De rechtbank nodigt partijen niet uit voor een zitting, omdat dat in deze zaak niet nodig is (artikel 8:54 van de Algemene wet bestuursrecht (Awb)). Hieronder legt de rechtbank dat verder uit.
De rechtbank kan beslissen dat een van de partijen de proceskosten van de andere partij moet betalen. Dat staat in de artikelen 8:75 en 8:75a van de Awb en het Besluit proceskosten bestuursrecht (Bpb).
Verzoeker is op 8 december 2019 in beroep gegaan, omdat verweerder niet tijdig heeft beslist op zijn aanvraag.

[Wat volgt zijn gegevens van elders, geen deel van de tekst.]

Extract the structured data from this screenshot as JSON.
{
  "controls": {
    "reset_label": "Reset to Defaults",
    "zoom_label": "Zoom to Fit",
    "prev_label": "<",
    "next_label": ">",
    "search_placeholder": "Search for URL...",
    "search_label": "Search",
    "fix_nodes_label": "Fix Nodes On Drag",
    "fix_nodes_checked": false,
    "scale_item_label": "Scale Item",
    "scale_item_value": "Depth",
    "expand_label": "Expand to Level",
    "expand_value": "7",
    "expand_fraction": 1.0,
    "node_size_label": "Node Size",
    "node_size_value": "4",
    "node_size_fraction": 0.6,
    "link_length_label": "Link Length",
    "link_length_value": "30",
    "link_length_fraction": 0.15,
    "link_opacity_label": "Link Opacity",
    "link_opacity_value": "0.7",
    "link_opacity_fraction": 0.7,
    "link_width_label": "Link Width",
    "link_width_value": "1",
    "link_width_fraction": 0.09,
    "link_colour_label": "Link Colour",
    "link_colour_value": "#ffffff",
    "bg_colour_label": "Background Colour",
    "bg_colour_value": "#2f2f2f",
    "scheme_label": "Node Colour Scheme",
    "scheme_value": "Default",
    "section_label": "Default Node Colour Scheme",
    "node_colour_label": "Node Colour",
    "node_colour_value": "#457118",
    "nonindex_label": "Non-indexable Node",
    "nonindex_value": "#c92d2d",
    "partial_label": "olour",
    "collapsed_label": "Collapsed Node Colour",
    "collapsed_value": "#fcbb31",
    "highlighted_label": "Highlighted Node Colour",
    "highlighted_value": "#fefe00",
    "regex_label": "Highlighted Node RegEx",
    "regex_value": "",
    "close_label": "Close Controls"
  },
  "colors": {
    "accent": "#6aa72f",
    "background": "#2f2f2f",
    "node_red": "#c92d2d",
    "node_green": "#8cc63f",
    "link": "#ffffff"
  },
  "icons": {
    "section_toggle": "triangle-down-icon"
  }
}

Op 10 februari 2020 heeft verweerder alsnog een beslissing genomen op zijn aanvraag. Verzoeker heeft daarna het beroep tegen het niet tijdig nemen van een besluit ingetrokken en daarbij de rechtbank verzocht om verweerder te veroordelen in de proceskosten.
4. Omdat verweerder pas nadat verzoeker in beroep is gegaan een beslissing heeft genomen, krijgt verzoeker een vergoeding voor de proceskosten die hij heeft gemaakt. Verweerder moet dit betalen. Volgens het Bbp is dit een vast bedrag omdat verzoeker een professionele (juridische) hulpverlener heeft ingeschakeld om voor hem een beroepschrift in te dienen. Omdat de zaak alleen gaat over de vraag of de beslistermijn is overschreden wordt een lager bedrag toegekend (wegingsfactor 0,5). Verder zijn er geen kosten gemaakt die vergoed kunnen worden. Toegekend wordt € 262,50.

Beslissing

De rechtbank veroordeelt verweerder tot betaling van € 262,50 aan proceskosten.
Verweerder moet dit bedrag betalen aan verzoeker.
Deze uitspraak is gedaan door mr. Y. Sneevliet, rechter, in aanwezigheid van M. Bos, griffier. Als gevolg van maatregelen rondom het coronavirus is deze uitspraak niet uitgesproken op een openbare uitsprakenzitting. Zodra het openbaar uitspreken weer mogelijk is, wordt de uitspraak alsnog, voor zover nodig, in het openbaar uitgesproken.
Deze uitspraak is gedaan en bekendgemaakt op:
11 augustus 2020

Documentcode: [documentcode]

Bent u het niet eens met deze uitspraak?

Als u het niet eens bent met deze uitspraak kunt een brief sturen naar de rechtbank waarin u uitlegt waarom u het er niet mee eens bent. Dit heet een verzetschrift. U moet dit verzetschrift indienen binnen zes weken na de dag waarop deze uitspraak is verzonden. Als u graag een zitting wilt waarbij u persoonlijk uw mening aan de rechter kunt geven, kunt u dit in uw verzetschrift aangeven.